In the end, an official document finally emerged. It had to, because that’s how complaints, and any respective decisions, work.
We’re obviously talking about the complaint filed by the Sky VR46 team against the Leopard team, accused of having installed a non-compliant control unit on Masia’s Honda.
This is the final part of the document in which the complaint was rejected:
“The FIM MotoGP Stewards panel considered the views of the team representatives present. The protest was directed towrds the ECU on the #5 machine that in the opinion of the protesting parties was considered not in compliance with the regulations.
The Technical Director provided evidence of an approvals process and how he was satisfied that the ECU complied with the regulations and relevant guidelines.
Upon these grounds, the FIM MotoGP Stewards Committee rejects the protest.
Right of appeal
According to Articles 3.4.2, 3.4.6, and 3.4.7 of the FIM World Championship Grand Prix Regulations, you have the right to appeal against this decision of the MotoGP Stewards Panel to the FIM Appeal Stewards. A statement of appeal must be made within 1 hour of the date and time of the notification and accompanied by a security deposit of €1320. The appeal can be lodged with IRTA who may also arrange for guarantees of the security deposit payment."
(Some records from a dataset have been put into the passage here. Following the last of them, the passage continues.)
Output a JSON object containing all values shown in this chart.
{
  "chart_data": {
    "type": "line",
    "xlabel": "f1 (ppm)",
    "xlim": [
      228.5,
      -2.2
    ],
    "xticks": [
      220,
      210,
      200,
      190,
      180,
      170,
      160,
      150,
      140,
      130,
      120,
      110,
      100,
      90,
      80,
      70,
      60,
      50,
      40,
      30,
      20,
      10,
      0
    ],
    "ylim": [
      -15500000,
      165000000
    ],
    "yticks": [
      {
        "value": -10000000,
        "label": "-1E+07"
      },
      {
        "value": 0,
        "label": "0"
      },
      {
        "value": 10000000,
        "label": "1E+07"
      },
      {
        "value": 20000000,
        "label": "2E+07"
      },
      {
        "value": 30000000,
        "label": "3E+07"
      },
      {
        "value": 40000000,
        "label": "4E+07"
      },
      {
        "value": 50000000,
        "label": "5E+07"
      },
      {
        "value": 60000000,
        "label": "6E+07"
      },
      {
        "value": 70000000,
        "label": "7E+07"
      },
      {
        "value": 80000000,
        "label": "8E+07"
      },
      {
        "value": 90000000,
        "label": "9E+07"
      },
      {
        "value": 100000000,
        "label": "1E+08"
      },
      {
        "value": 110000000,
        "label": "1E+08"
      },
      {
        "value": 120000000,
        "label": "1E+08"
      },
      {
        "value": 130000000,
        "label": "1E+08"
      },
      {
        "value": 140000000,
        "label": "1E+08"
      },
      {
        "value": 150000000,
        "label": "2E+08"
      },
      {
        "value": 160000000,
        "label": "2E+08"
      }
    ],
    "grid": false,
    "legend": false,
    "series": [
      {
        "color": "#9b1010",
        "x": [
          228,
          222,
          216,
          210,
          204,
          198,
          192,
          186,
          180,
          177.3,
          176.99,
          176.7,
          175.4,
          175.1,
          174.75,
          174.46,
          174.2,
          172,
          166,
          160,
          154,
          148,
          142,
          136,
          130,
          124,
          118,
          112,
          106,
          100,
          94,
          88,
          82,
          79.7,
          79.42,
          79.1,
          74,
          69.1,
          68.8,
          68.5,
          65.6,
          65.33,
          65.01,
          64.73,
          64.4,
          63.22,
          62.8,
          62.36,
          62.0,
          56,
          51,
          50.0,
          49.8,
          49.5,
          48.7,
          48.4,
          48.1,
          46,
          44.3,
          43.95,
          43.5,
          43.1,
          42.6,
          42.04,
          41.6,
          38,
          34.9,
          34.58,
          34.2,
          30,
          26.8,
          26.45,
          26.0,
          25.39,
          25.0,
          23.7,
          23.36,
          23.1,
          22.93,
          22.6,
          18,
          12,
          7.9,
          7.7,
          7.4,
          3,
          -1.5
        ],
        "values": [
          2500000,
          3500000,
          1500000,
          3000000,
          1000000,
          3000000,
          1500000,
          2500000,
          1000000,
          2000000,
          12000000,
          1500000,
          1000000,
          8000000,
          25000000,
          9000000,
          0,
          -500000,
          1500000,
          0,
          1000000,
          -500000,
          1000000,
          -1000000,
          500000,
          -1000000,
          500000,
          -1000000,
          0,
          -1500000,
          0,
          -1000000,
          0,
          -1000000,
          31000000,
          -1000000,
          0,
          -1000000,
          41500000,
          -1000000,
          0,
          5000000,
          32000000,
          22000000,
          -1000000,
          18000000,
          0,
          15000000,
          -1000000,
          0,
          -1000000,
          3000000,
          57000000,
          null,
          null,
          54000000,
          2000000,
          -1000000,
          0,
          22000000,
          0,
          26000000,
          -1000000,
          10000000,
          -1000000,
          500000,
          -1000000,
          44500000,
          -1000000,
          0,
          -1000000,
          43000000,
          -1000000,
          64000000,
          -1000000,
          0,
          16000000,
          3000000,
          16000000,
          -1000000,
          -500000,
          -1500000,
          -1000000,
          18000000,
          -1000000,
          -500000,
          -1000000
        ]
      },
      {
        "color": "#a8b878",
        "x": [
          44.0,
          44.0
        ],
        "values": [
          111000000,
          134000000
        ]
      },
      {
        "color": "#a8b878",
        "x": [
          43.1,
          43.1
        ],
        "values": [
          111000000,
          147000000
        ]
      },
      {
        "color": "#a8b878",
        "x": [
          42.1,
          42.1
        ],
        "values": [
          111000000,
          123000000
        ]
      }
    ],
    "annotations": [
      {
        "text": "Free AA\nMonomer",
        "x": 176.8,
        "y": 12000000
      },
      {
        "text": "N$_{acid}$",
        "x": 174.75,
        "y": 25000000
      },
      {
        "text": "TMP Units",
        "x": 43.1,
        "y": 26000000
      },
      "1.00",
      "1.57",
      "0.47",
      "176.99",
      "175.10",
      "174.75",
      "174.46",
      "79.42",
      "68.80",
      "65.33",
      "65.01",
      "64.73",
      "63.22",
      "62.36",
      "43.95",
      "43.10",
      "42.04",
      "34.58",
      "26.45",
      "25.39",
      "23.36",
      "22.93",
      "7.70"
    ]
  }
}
But this does not interest us. Complaints are part of sport, and neither party can say anything about it. If anything, it can just be an annoyance for the Italian-Luxembourg team because it’s not the first. But a complaint that is ultimately rejected only proves in favor of the team that is then allowed something that others aren’t, So, credit should be given to the technical director of the Leopard team, Christian Lundberg.
However, the point is that, whatever happens on the track during practice or the race, must be communicated and formalized by a document like the one we show you, because we’re in a world championship. We’re not playing hopscotch with kids on the street.
The panel of judges, chaired by Freddie Spencer, is certainly not the one that has to respect procedures, the FIM is, and it should publish it, as should all the bodies responsible for changes to the regulations or any type of decision.
We talked about this recently with former rider and new FIM president, Jorge Viegas, who assured us that he will address the matter.
We have the right to know if a protest has been lodged for a technical problem, as was the case with the infamous Ducati "spoon", like when a rider is accused of riding dangerously or of having ridden on the green, in races or in practice sessions. We can say, from something insignificant to something serious.
Possibly, Mr. President, in (almost) real time. That's how it works in professional sports.
P.S. And it makes no sense to culpably send the complaint rejection document late, without having also sent the previous one, namely, the acceptance of the complaint.